About three weeks ago, APS started receiving letters for their pathology groups from Cigna stating that Cigna “will deny reimbursement for Current Procedural Terminology (CPT®) codes billed with modifier 26 when applied inappropriately based on the CMS National Physician Fee Schedule. According to CMS payment policies, there are identified CPT and Healthcare Common Procedure Coding System (HCPCS) codes where modifier 26 is not applicable.”
This change is set to go into effect with Cigna for claims processed on or after July 10, 2021. Not all pathology groups received this letter; however, APS believes that even if a group did not receive this letter, this is a new Cigna national policy that is going into effect. This letter was mailed directly to the hospital addressed to individual pathologists or sometimes the group name. The letter itself is cryptic and does not explicitly say that it is referring to PCCP. APS as well as other leading industry experts agree that this letter is addressing PCCP billing by pathology groups.
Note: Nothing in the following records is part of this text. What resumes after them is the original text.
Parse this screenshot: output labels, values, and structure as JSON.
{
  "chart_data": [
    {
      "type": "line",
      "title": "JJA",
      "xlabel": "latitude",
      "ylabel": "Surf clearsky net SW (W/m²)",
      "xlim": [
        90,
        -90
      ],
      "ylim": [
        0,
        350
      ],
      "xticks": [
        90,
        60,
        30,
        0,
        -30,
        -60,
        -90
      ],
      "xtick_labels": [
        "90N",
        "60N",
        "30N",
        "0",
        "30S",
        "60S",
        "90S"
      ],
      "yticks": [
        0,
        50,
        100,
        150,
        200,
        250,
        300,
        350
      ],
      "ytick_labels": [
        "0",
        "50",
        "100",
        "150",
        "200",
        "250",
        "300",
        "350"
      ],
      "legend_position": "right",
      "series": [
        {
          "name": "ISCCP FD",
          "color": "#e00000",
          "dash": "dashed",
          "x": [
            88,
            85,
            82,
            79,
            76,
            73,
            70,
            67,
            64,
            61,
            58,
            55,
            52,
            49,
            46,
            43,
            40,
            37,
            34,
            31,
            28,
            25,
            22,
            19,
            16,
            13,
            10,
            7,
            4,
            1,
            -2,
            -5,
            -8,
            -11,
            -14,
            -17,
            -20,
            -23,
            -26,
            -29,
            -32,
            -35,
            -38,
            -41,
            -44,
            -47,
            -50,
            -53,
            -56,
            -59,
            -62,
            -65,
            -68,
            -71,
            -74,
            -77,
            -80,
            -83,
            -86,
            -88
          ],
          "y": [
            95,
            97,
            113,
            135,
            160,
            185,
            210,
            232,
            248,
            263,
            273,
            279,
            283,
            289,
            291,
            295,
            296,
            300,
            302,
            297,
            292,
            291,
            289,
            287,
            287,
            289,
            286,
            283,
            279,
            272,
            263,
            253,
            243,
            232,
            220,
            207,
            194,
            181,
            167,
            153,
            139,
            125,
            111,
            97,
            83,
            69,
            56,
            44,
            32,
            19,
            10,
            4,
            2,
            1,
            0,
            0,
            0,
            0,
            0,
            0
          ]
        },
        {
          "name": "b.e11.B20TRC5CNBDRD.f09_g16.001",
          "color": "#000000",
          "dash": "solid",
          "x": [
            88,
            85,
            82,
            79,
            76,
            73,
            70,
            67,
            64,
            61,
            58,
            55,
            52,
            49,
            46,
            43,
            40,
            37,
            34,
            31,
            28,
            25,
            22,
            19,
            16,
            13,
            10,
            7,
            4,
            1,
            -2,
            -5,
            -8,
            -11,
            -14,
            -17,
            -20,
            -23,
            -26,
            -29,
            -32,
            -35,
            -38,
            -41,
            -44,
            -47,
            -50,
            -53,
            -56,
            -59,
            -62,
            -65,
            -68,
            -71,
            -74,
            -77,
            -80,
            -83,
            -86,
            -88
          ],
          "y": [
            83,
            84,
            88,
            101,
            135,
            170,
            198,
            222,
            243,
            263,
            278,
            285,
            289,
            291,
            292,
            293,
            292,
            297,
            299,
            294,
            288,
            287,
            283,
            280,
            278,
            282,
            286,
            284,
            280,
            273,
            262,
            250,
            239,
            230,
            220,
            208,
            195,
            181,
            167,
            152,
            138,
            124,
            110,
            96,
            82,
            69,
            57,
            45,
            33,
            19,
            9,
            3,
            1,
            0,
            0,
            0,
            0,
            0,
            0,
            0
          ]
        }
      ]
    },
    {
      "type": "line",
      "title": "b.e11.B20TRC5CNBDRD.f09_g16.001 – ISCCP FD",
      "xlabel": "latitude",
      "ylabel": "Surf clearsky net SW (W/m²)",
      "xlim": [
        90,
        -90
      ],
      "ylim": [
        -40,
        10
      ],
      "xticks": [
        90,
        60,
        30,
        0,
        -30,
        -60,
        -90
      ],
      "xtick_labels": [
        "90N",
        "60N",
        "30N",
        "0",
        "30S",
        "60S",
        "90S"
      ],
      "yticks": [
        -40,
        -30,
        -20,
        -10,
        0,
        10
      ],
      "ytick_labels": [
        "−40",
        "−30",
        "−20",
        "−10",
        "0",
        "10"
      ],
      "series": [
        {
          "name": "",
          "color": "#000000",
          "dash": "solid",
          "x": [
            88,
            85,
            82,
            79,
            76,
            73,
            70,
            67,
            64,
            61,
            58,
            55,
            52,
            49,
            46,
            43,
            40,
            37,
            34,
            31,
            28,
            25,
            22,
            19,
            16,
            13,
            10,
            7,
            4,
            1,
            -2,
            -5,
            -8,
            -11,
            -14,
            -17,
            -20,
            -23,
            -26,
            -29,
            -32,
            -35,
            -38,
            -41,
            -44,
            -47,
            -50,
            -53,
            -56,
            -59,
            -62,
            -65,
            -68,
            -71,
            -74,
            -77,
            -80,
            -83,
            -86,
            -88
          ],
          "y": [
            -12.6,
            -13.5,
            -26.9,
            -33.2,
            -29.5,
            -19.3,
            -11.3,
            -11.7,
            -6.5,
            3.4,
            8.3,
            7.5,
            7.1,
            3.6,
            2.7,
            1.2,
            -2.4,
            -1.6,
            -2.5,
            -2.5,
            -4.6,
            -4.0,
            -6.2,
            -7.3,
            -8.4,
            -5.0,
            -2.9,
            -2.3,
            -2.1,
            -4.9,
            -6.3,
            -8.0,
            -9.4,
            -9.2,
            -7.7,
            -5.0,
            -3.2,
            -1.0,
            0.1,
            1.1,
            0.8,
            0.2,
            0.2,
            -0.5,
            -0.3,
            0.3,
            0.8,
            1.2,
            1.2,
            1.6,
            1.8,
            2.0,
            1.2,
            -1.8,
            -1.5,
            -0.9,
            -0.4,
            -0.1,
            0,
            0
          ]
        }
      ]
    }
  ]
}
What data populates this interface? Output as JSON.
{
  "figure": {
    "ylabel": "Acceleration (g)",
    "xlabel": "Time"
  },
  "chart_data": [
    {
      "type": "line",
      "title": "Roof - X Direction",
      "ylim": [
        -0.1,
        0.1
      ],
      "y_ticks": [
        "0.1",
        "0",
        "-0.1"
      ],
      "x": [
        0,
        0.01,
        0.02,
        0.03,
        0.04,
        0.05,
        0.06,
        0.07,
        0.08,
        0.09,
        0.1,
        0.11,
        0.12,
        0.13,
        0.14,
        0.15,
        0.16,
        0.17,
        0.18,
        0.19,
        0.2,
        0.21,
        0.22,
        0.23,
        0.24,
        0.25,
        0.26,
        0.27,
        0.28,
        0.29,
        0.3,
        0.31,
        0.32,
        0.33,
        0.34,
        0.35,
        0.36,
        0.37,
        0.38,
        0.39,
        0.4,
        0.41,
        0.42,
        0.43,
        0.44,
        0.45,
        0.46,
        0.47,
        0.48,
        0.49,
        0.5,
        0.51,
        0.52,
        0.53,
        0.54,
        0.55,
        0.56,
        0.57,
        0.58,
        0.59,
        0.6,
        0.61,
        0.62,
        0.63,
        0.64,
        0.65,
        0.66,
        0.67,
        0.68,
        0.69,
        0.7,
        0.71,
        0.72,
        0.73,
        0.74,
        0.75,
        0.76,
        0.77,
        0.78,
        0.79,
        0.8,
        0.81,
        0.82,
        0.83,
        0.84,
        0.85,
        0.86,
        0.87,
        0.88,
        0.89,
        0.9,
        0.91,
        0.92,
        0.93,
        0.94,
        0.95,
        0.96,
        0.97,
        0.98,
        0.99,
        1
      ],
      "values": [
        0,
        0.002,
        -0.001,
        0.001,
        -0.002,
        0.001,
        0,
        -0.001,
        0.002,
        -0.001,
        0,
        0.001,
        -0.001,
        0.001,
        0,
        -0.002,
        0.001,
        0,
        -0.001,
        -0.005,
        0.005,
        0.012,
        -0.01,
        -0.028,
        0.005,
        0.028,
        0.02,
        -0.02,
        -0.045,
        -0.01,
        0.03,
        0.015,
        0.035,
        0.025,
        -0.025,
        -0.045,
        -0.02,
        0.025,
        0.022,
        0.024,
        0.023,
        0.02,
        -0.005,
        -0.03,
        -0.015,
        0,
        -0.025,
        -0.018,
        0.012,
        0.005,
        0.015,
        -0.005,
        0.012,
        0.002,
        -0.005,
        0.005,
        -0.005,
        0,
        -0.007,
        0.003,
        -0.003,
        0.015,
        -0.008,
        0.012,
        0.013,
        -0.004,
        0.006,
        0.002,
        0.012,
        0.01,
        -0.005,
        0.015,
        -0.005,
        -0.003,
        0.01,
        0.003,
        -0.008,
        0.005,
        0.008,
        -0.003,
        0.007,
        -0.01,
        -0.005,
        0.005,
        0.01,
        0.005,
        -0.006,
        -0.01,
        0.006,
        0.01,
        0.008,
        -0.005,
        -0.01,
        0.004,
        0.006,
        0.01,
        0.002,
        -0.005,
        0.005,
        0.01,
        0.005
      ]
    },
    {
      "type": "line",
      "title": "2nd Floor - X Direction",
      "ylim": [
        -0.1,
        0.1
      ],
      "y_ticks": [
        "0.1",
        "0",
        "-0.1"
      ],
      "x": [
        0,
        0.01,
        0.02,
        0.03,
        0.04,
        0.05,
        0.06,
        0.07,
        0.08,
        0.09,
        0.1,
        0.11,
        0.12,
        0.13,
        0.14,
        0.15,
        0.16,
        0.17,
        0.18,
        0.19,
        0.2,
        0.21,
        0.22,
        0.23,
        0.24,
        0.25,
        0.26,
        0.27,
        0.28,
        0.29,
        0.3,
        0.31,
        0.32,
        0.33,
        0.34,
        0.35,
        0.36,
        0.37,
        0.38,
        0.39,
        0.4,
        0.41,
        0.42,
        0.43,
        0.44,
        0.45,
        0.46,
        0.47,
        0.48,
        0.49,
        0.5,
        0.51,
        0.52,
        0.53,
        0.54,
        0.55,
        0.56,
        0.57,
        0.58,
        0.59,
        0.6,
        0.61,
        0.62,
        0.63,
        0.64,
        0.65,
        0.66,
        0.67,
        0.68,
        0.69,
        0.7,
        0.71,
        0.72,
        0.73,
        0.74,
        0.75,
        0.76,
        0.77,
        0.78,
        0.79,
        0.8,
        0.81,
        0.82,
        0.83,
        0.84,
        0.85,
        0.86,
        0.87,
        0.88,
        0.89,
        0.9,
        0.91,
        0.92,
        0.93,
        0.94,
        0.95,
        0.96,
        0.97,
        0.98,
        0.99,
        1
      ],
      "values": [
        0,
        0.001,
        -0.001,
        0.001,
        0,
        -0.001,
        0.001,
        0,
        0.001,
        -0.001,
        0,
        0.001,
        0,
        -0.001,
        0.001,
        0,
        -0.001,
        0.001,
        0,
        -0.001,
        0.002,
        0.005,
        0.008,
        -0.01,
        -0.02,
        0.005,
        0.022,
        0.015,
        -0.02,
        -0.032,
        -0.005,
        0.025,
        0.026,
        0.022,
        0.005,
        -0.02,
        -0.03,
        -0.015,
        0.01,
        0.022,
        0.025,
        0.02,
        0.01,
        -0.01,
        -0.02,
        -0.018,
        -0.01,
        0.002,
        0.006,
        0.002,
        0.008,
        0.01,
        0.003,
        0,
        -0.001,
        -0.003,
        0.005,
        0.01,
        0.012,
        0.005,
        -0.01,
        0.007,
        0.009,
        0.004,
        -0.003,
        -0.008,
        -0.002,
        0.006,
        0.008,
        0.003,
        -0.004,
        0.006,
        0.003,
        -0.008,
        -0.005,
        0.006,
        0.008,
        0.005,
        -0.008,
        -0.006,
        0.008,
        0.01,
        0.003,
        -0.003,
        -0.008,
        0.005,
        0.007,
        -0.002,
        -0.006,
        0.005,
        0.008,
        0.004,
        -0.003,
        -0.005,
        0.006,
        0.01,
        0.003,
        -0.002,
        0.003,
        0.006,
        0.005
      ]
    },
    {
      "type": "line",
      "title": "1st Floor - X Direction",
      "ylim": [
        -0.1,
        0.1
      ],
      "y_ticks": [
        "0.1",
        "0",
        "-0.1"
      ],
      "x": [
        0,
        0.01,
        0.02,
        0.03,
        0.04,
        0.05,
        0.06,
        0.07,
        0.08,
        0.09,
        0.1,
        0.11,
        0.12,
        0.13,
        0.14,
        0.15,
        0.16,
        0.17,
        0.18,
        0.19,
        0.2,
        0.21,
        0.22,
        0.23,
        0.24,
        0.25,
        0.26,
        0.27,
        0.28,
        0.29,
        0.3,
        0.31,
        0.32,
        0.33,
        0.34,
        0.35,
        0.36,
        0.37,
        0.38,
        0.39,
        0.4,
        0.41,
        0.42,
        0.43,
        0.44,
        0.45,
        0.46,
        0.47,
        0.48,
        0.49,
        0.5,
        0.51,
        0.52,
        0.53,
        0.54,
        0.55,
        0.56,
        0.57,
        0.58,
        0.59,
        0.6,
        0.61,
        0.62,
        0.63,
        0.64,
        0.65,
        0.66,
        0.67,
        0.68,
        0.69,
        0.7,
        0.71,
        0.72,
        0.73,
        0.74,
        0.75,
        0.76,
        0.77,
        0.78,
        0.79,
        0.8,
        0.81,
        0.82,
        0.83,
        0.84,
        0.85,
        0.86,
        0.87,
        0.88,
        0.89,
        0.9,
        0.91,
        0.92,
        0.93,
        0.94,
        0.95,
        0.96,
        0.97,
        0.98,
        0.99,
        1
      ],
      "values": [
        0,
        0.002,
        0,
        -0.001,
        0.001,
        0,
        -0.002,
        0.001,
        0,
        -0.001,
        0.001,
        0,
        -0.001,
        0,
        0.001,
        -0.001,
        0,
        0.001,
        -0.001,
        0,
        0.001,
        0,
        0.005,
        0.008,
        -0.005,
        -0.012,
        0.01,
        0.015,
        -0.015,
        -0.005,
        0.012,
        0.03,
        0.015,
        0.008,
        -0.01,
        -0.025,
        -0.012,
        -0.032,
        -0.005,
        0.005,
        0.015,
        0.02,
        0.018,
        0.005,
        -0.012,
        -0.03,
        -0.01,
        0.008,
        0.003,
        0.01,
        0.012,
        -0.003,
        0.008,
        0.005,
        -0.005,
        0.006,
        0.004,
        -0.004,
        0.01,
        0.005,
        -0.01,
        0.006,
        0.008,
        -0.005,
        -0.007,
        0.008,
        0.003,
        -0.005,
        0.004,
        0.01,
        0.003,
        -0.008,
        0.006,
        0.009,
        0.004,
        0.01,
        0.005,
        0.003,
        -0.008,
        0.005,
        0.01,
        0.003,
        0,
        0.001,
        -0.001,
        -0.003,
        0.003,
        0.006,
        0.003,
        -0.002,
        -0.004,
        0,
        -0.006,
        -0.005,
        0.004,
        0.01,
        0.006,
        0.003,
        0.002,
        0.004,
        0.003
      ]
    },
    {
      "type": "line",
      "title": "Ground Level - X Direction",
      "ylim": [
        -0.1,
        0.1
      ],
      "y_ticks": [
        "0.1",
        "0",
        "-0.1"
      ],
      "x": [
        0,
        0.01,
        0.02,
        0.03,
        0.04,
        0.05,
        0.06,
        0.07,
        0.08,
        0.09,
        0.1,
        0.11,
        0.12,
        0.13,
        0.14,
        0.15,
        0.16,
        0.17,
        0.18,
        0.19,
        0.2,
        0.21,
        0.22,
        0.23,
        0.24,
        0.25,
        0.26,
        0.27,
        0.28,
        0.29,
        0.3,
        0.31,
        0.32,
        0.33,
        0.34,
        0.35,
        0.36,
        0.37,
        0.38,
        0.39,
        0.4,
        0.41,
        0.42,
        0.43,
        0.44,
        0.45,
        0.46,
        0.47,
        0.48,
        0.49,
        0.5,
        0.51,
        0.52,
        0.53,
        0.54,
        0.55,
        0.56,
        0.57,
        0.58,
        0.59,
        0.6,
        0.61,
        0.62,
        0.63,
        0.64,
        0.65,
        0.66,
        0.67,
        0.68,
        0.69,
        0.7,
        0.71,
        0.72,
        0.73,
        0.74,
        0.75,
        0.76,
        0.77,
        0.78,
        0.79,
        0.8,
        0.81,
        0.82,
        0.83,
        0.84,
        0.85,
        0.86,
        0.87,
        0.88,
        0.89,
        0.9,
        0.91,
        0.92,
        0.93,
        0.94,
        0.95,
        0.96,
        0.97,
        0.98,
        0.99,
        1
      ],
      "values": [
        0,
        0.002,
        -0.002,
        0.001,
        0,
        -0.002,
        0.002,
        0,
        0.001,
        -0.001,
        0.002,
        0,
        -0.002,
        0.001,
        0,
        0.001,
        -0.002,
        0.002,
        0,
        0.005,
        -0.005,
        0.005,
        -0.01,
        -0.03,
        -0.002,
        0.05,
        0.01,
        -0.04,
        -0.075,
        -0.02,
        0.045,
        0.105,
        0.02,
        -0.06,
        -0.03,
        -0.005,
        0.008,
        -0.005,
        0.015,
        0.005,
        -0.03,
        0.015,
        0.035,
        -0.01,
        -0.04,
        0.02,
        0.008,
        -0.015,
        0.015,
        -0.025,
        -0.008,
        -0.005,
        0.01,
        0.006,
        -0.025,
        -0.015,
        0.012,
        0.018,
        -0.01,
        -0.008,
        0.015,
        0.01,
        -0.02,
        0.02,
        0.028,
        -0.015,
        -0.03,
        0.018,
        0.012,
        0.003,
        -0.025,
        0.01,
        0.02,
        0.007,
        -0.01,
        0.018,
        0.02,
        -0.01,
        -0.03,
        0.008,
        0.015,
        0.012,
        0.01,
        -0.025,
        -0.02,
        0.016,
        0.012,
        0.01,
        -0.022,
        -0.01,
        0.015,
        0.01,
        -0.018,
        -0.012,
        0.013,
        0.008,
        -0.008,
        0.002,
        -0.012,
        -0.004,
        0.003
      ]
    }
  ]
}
The California Society of Pathologists (CSP) has notified its members of this announcement and is on board with helping fight this cause. The College of American Pathologists (CAP) issued a very well written letter to Cigna asking them to rescind this policy on April 23, 2021. The CAP argued all of the reasons why PCCP billing is a valid service payable to pathologists citing many legal precedents for these services.
APS is optimistic that CAP and other state pathology societies efforts will help Cigna recognize this erroneous policy they are about to implement. Pathology groups across the country should be aware that this new policy could significantly impact their practice’s revenue.
APS will continue to stay on top of this topic and provide updates as they are available.